There was no cause for alarm when police, firefighters and EMTs amassed at Parkland High School in August. It was all part of an “active shooter” simulation to prepare staff and first responders for an emergency not unlike what befell a Connecticut elementary school Friday.
South Whitehall Lt. John Christman, aware of the news reports of a mass shooting at Sandy Hook Elementary School in Connecticut, said Friday, "It's an unfortunate thing that today law enforcement has to train for this. It's regrettable."
Christman was part of the team that helped coordinate the hours-long drill in August at the high school that was held with fire companies, municipal and state police, Cetronia Ambulance, the Lehigh County communications center and area hospitals. Helicopters from Lehigh Valley Hospital and St. Luke’s University Hospital landed on the school's baseball field to accommodate "wounded."
The following month, law enforcement swarmed the high school again when there was an actual report of an intruder.
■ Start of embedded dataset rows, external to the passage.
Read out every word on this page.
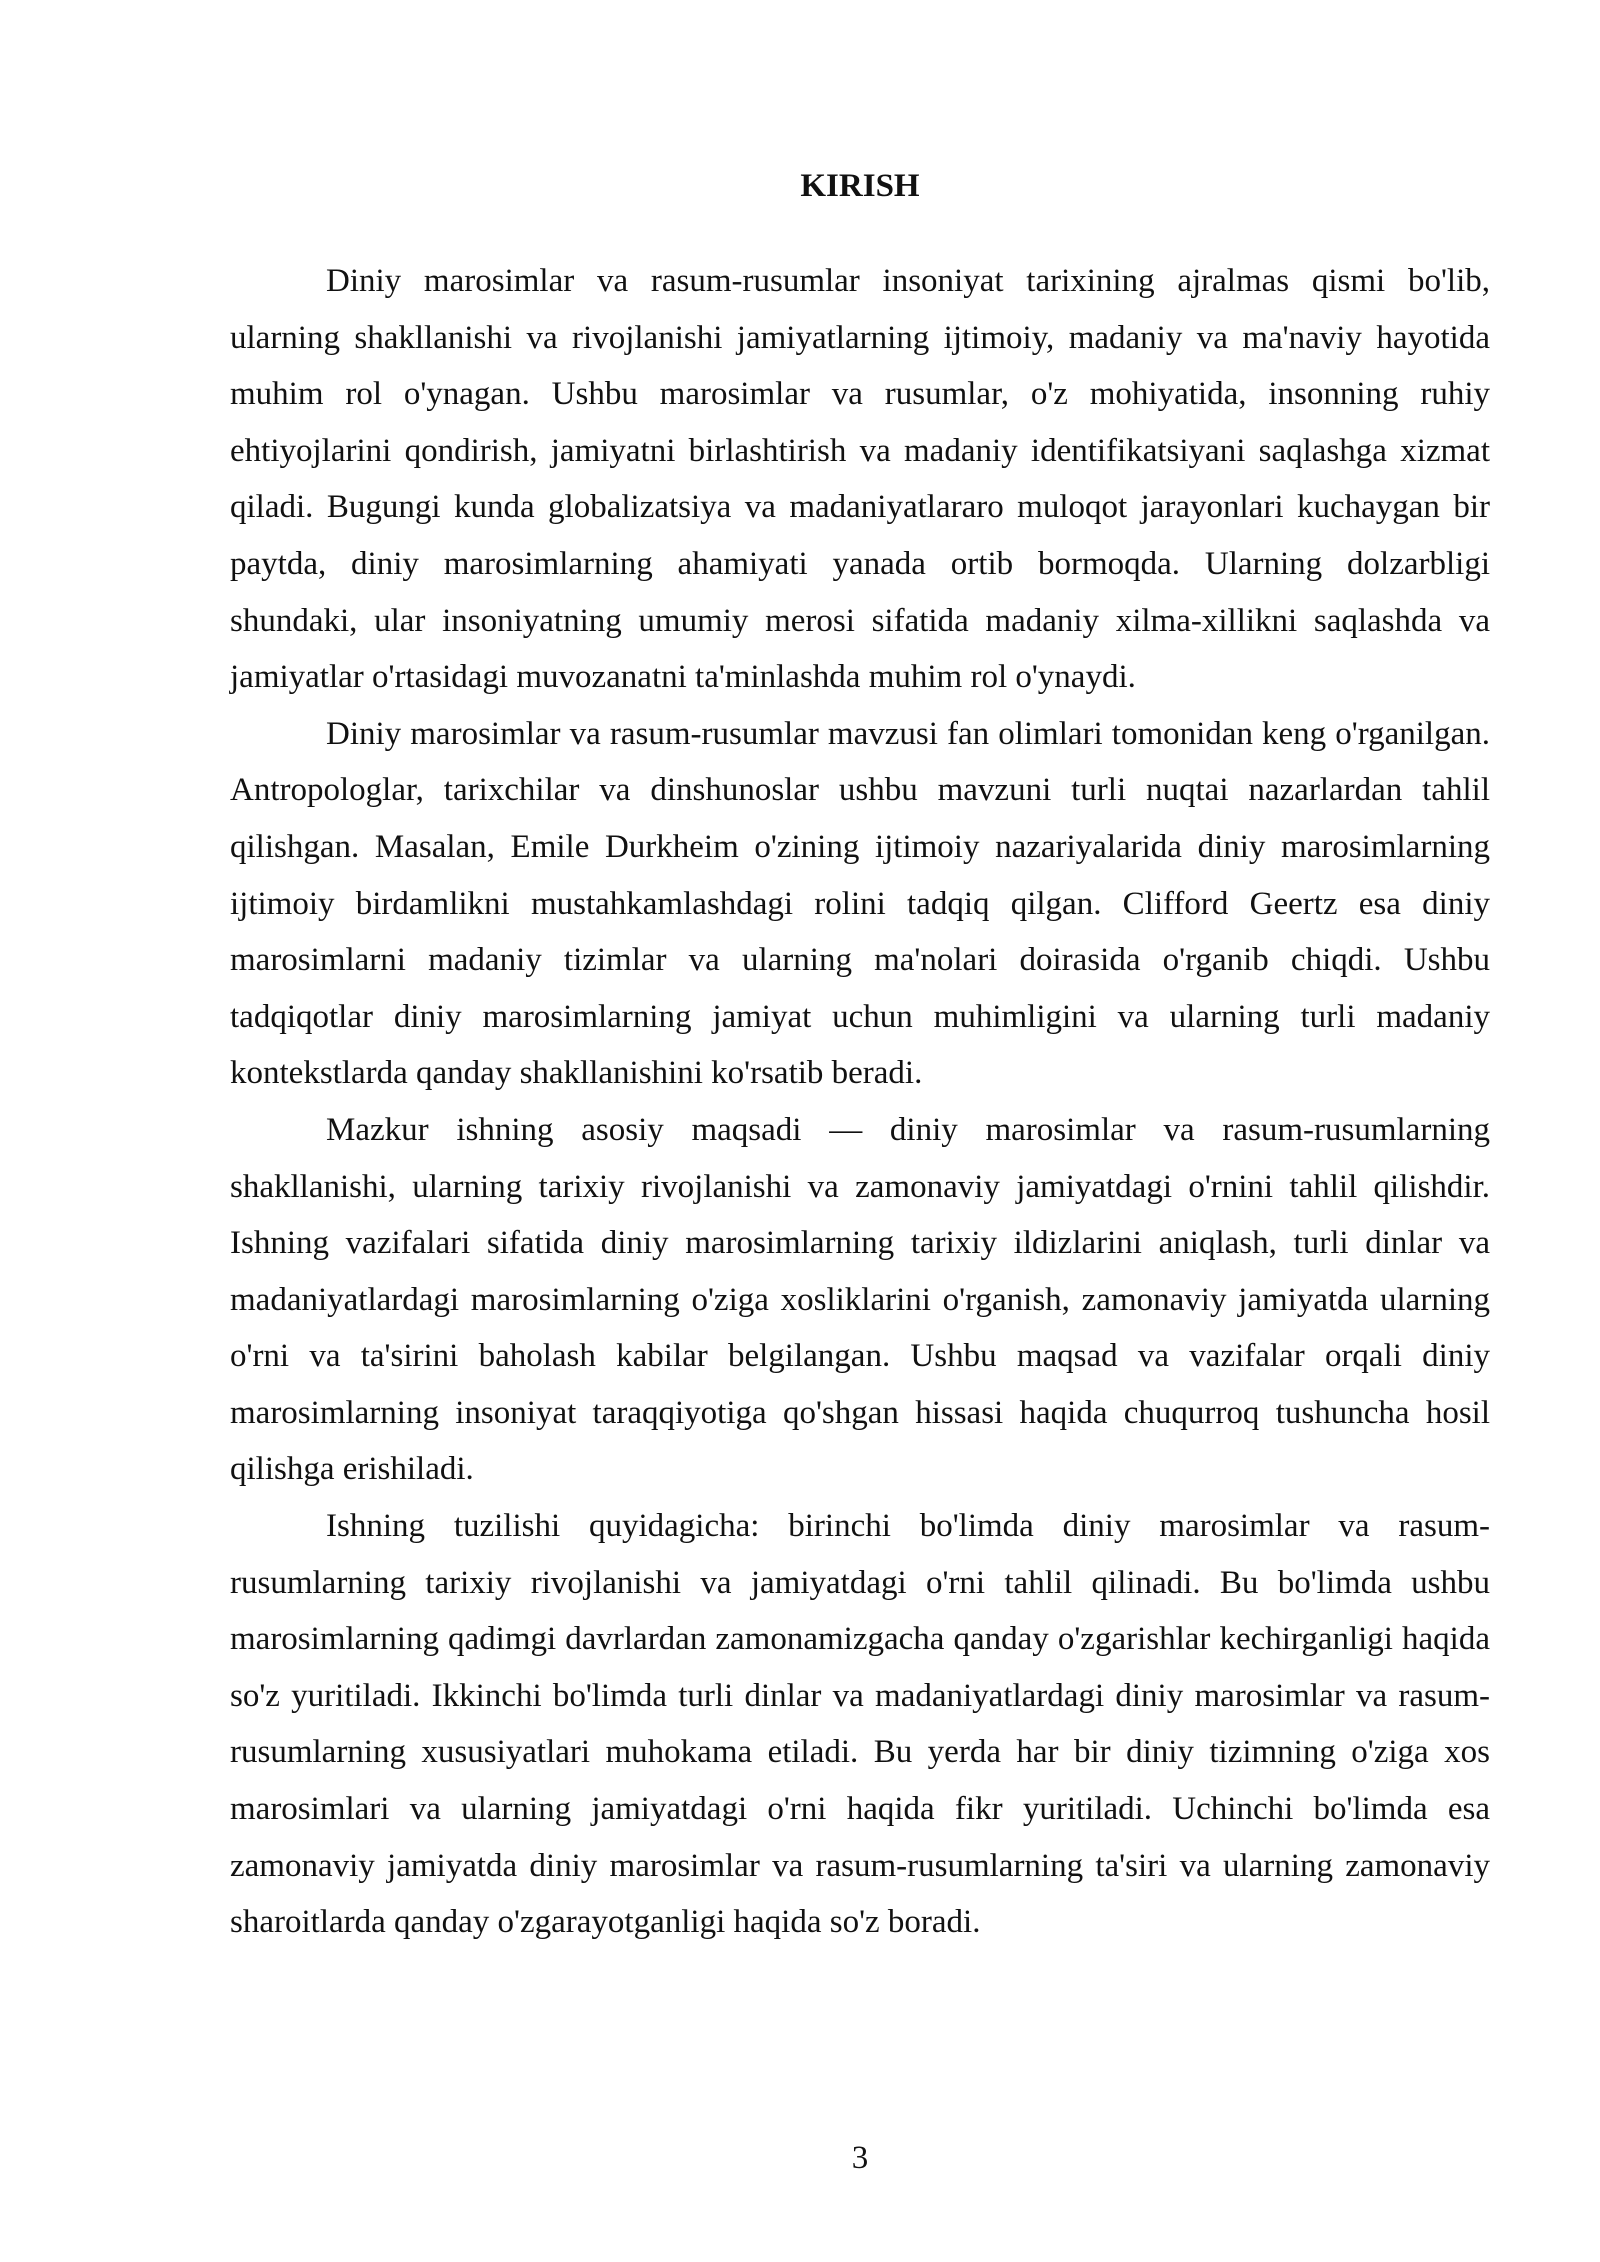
KIRISH

Diniy marosimlar va rasum-rusumlar insoniyat tarixining ajralmas qismi bo'lib, ularning shakllanishi va rivojlanishi jamiyatlarning ijtimoiy, madaniy va ma'naviy hayotida muhim rol o'ynagan. Ushbu marosimlar va rusumlar, o'z mohiyatida, insonning ruhiy ehtiyojlarini qondirish, jamiyatni birlashtirish va madaniy identifikatsiyani saqlashga xizmat qiladi. Bugungi kunda globalizatsiya va madaniyatlararo muloqot jarayonlari kuchaygan bir paytda, diniy marosimlarning ahamiyati yanada ortib bormoqda. Ularning dolzarbligi shundaki, ular insoniyatning umumiy merosi sifatida madaniy xilma-xillikni saqlashda va jamiyatlar o'rtasidagi muvozanatni ta'minlashda muhim rol o'ynaydi.

Diniy marosimlar va rasum-rusumlar mavzusi fan olimlari tomonidan keng o'rganilgan. Antropologlar, tarixchilar va dinshunoslar ushbu mavzuni turli nuqtai nazarlardan tahlil qilishgan. Masalan, Emile Durkheim o'zining ijtimoiy nazariyalarida diniy marosimlarning ijtimoiy birdamlikni mustahkamlashdagi rolini tadqiq qilgan. Clifford Geertz esa diniy marosimlarni madaniy tizimlar va ularning ma'nolari doirasida o'rganib chiqdi. Ushbu tadqiqotlar diniy marosimlarning jamiyat uchun muhimligini va ularning turli madaniy kontekstlarda qanday shakllanishini ko'rsatib beradi.

Mazkur ishning asosiy maqsadi — diniy marosimlar va rasum-rusumlarning shakllanishi, ularning tarixiy rivojlanishi va zamonaviy jamiyatdagi o'rnini tahlil qilishdir. Ishning vazifalari sifatida diniy marosimlarning tarixiy ildizlarini aniqlash, turli dinlar va madaniyatlardagi marosimlarning o'ziga xosliklarini o'rganish, zamonaviy jamiyatda ularning o'rni va ta'sirini baholash kabilar belgilangan. Ushbu maqsad va vazifalar orqali diniy marosimlarning insoniyat taraqqiyotiga qo'shgan hissasi haqida chuqurroq tushuncha hosil qilishga erishiladi.

Ishning tuzilishi quyidagicha: birinchi bo'limda diniy marosimlar va rasum-rusumlarning tarixiy rivojlanishi va jamiyatdagi o'rni tahlil qilinadi. Bu bo'limda ushbu marosimlarning qadimgi davrlardan zamonamizgacha qanday o'zgarishlar kechirganligi haqida so'z yuritiladi. Ikkinchi bo'limda turli dinlar va madaniyatlardagi diniy marosimlar va rasum-rusumlarning xususiyatlari muhokama etiladi. Bu yerda har bir diniy tizimning o'ziga xos marosimlari va ularning jamiyatdagi o'rni haqida fikr yuritiladi. Uchinchi bo'limda esa zamonaviy jamiyatda diniy marosimlar va rasum-rusumlarning ta'siri va ularning zamonaviy sharoitlarda qanday o'zgarayotganligi haqida so'z boradi.

3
The lockdown and manhunt -- triggered when a teacher saw a "suspicious" student in a flak jacket -- turned out to be a false alarm, but it gave law enforcement another opportunity to test their response skills and protocols.
Parkland Superintendent Richard Sniscak had already heard Friday's tragic news about the mass shooting in Connecticut when contacted by Patch. "First and foremost," he said, "as a father my heart breaks for the students and families impacted by this terrible tragedy in CT."
Parkland's drill in August started with a report of a shooting in the high school auditorium. Local law enforcement officals, beginning with South Whitehall and Allentown police departments, rushed to the school with ambulances and SWAT teams right behind them. The drill tested how law enforcement and school officials would react in the event of a mass shooting there.
"In general, the training we conducted ... gave us cause to make changes in our incident command structure, our communication plans, changes in the amount and allocation of resources along with added internal safety measures that we could enact," Sniscak said.
He was hesitant to share specifics in order to not compromise safety.
The drill was paid for with a $16,000 state grant.